October 9, 2023 - Your Health Matters

October is Domestic Violence Awareness Month, and the team of forensic nurses from Meritus Medical Center want the community to aware of the issues that continue to grow in our own community.

One in four women, and one in nine men, in the United States experience violence from an intimate partner. This includes physical abuse, sexual assault, verbal and emotional abuse, stalking and other forms of control.

Typically, a victim will experience more than one type of abuse.

“Domestic violence often starts as controlling behaviors with emotional abuse and escalates to physical violence. Our team of forensic nurse examiners see an average of 75 cases of violence of all ages per month, and the number continues to rise,” explained Jennifer McNew, forensic nurse manager at Meritus Medical Center.

There are many reasons that people stay in an abusive relationship. Some of those reasons include fear of increased violence, lack of a support system and finances, potential homelessness and if there are children. McNew explained that many people feel that having a two-parent household with abuse is better than being a single parent. However, this exposes children to violence, which can cause problems in school, friends and their health.

“You cannot help or fix your abusive partner. Violence will only escalate.  Staying in an abusive relationship can have long-lasting mental and physical health effects,” she said.

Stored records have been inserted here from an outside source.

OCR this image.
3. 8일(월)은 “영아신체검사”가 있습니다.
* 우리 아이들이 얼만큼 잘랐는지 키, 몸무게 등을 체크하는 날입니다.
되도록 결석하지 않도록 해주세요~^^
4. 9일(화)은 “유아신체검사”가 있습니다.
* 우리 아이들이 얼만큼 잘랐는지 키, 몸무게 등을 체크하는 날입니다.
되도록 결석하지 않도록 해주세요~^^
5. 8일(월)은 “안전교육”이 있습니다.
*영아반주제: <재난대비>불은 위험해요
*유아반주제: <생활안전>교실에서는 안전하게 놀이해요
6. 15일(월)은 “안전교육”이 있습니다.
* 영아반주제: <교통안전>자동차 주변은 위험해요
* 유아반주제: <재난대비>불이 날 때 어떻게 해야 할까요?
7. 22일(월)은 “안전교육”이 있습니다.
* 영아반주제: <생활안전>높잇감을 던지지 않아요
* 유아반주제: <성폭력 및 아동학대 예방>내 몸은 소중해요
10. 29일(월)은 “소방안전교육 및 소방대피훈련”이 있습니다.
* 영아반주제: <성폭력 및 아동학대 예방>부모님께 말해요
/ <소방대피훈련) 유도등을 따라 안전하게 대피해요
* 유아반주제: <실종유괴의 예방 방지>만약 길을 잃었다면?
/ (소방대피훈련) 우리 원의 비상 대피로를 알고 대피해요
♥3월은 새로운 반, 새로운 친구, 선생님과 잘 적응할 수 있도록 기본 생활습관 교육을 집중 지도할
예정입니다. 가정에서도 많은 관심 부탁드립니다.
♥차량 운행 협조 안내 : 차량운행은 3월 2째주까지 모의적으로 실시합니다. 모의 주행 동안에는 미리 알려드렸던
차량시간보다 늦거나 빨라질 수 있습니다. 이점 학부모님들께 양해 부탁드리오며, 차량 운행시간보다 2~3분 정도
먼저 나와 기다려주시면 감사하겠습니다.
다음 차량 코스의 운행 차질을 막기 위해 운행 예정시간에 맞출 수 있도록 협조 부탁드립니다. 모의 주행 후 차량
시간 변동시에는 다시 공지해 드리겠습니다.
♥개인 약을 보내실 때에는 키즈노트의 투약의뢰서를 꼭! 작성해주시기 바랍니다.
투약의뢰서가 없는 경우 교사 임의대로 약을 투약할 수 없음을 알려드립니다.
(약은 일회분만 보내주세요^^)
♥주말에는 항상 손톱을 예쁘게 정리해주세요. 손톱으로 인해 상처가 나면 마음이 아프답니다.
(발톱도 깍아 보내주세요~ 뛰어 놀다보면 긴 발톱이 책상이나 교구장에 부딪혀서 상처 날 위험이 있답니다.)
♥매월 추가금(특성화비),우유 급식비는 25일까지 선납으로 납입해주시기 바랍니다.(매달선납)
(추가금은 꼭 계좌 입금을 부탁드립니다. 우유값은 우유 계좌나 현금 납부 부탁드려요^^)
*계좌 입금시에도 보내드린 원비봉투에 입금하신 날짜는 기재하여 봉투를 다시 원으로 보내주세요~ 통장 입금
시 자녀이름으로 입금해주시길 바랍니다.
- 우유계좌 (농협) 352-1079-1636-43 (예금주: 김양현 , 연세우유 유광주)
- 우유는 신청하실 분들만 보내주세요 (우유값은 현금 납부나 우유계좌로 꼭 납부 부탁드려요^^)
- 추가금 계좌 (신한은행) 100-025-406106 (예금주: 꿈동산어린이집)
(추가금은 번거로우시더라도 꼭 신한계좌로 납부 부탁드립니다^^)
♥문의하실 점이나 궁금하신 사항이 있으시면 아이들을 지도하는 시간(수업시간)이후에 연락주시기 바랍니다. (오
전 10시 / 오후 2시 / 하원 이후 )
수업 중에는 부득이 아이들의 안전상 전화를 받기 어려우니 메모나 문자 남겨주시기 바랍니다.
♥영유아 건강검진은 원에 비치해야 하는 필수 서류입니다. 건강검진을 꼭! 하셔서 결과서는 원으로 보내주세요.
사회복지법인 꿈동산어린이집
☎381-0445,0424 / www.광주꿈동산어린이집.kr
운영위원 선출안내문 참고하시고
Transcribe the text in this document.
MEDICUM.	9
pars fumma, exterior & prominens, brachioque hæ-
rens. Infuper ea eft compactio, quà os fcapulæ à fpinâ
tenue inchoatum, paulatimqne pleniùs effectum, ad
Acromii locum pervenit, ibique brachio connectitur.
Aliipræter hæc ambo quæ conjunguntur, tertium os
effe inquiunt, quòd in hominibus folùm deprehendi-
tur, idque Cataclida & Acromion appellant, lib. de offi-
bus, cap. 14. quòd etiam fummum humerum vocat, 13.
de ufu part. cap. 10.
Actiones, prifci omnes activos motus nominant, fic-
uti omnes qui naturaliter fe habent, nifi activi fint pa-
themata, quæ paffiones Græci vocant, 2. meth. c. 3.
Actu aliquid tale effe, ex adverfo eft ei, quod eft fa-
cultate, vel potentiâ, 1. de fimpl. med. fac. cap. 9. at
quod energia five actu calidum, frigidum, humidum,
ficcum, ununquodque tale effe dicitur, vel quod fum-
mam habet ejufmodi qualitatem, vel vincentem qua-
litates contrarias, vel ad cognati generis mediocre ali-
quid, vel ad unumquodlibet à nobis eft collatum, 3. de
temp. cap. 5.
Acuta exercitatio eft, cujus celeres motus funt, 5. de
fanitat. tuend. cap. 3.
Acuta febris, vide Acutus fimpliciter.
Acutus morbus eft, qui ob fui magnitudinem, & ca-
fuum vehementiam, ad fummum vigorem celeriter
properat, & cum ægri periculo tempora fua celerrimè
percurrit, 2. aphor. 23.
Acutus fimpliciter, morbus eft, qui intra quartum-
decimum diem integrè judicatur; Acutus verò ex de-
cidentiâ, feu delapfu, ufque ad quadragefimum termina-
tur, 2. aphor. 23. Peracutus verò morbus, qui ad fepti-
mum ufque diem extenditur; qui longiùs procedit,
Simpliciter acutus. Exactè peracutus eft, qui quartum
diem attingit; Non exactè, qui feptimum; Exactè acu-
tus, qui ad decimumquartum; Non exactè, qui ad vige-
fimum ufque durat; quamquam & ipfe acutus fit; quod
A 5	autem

Some of the long-term effects of domestic violence include depression, anxiety, substance abuse, chronic pain and memory loss from traumatic brain injuries and strangulation.

Domestic violence is not discriminatory. 

“It occurs within all income and education levels, races, gender identities and age ranges. Members of the LGBTQ community are eight times more likely to experience domestic violence in a relationship,” McNew explained.

The forensic nurse examiners at Meritus Medical Center have undergone extensive training in assault and abuse. Including 160 hours of additional training to be able to provide this specialized care.

Additionally, this specialized team works closely with a multi-disciplinary group that includes law enforcement, attorneys, victim advocates and protective services for both adults and children. 

“The team of forensic nurse examiners at Meritus Medical Center work with victims of violence of all ages,” McNew said. “We are available to provide medical-forensic services and referrals to victims.”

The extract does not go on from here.